Experts say women may also be forced to carry pregnancies in which the baby won't survive after birth.

  • State laws generally allow abortions when the life of the mother is at risk, and some contain clauses saying that abortion is permissible to remove a "dead fetus" or a "dead, unborn child." That generally means the same procedure used for an abortion can be used for the removal of a dead fetus in the event of miscarriage or stillbirth.
  • But some women whose lives aren't at imminent risk could be imperiled as the pregnancy continues. Abortion may not be an option for them, nor for some women with nonviable pregnancies.
  • Texas' six-week abortion ban makes no exceptions for these scenarios, the New York Times reported last year.

What we're watching: Courts will likely have to interpret the scope of existing state laws. But in the meantime, states may move to write new policies.
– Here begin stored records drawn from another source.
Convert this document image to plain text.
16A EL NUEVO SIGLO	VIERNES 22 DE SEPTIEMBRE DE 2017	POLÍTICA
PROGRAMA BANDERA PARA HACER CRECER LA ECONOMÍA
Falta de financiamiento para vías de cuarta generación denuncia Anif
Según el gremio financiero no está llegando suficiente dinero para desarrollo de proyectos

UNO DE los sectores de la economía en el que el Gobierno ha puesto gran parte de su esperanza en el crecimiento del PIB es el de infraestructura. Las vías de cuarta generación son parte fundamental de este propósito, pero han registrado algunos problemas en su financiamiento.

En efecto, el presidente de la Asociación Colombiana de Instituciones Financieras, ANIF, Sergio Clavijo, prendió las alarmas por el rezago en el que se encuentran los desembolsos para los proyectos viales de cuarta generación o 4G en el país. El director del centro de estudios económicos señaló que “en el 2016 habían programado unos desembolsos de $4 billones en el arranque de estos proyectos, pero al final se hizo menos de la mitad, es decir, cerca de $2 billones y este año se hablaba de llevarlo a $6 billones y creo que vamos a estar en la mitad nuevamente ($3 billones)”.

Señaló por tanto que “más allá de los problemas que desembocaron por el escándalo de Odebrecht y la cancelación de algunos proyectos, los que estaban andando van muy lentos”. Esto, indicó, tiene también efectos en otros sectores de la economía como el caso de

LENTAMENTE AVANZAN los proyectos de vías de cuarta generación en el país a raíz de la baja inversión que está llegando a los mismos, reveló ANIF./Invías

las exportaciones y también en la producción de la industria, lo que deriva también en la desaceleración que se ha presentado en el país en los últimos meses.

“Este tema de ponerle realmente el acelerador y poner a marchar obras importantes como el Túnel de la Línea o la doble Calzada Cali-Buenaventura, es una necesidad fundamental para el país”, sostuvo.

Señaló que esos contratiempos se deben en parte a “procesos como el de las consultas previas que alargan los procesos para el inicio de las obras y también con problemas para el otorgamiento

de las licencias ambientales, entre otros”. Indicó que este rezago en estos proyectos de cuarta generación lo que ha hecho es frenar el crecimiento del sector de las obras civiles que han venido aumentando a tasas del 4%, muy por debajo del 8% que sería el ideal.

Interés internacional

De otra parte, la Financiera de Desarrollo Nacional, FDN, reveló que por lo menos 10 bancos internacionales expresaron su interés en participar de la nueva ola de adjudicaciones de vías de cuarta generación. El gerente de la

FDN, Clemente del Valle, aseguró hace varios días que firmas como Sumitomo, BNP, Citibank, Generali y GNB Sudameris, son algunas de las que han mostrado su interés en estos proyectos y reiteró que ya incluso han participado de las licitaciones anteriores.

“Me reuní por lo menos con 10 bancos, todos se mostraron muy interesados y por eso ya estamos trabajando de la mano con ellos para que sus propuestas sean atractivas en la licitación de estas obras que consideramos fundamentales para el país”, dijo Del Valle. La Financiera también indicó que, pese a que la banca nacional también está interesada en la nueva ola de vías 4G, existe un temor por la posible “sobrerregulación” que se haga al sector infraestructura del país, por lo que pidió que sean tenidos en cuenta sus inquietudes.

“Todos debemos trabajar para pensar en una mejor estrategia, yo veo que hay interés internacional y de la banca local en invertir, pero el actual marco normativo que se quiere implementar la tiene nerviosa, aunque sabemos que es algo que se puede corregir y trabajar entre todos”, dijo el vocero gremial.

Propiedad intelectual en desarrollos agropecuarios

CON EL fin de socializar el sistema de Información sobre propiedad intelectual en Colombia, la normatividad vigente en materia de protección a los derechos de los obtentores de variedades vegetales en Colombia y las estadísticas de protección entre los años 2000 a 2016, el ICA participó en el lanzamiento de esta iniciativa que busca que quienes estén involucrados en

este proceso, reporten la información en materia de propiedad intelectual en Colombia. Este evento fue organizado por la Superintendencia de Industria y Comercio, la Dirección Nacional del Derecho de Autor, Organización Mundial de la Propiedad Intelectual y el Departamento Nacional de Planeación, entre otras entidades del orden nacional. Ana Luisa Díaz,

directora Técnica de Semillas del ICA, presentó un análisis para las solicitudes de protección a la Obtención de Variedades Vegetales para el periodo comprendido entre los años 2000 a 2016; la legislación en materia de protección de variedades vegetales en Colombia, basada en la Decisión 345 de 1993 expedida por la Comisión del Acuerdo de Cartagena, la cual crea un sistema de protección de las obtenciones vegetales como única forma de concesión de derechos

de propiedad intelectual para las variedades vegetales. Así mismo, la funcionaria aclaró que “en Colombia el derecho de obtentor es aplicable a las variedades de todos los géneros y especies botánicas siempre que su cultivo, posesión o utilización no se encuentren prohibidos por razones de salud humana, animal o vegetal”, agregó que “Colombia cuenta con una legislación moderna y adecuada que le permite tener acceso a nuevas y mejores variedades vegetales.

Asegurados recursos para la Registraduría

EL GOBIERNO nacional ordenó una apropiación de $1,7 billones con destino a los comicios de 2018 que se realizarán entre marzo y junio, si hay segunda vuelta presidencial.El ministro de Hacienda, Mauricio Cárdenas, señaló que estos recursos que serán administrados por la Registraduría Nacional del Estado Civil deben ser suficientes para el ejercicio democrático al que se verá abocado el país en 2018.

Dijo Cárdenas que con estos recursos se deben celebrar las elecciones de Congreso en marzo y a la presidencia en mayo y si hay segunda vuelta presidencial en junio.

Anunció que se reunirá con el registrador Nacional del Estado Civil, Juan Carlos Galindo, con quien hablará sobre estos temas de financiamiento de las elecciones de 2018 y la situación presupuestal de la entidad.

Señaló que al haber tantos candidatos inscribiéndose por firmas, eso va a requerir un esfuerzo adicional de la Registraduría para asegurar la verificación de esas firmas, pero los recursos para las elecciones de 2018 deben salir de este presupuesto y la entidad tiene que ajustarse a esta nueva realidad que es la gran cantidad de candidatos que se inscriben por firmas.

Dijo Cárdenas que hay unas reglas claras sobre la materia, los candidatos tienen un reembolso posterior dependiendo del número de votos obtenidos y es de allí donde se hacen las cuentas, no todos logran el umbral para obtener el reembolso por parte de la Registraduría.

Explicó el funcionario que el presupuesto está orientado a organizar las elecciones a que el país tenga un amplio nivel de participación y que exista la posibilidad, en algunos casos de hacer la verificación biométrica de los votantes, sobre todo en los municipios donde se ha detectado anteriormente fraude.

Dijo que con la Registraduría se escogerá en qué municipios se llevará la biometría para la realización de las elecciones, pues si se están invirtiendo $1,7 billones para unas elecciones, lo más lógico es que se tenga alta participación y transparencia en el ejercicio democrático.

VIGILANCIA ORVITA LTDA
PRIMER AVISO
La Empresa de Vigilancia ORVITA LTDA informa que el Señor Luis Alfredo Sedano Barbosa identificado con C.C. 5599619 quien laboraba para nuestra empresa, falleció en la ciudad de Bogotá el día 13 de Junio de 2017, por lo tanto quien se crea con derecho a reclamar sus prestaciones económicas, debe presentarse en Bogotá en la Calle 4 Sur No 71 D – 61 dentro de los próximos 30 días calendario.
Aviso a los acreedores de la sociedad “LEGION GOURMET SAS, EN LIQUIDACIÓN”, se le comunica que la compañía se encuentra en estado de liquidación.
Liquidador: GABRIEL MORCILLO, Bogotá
  • Louisiana lawmakers recently advanced a bill that would classify abortion as homicide and allow women who end a pregnancy to face criminal charges. Experts say the legislation would also restrict IVF and emergency contraception, the Washington Post reports.
  • Other states have pushed "personhood" legislation that would give fetuses full protection under the law as early as fertilization, per KFF. But an abortion ban passed in Alabama in 2019 excluded eggs fertilized in the IVF process, a route other states may take going forward.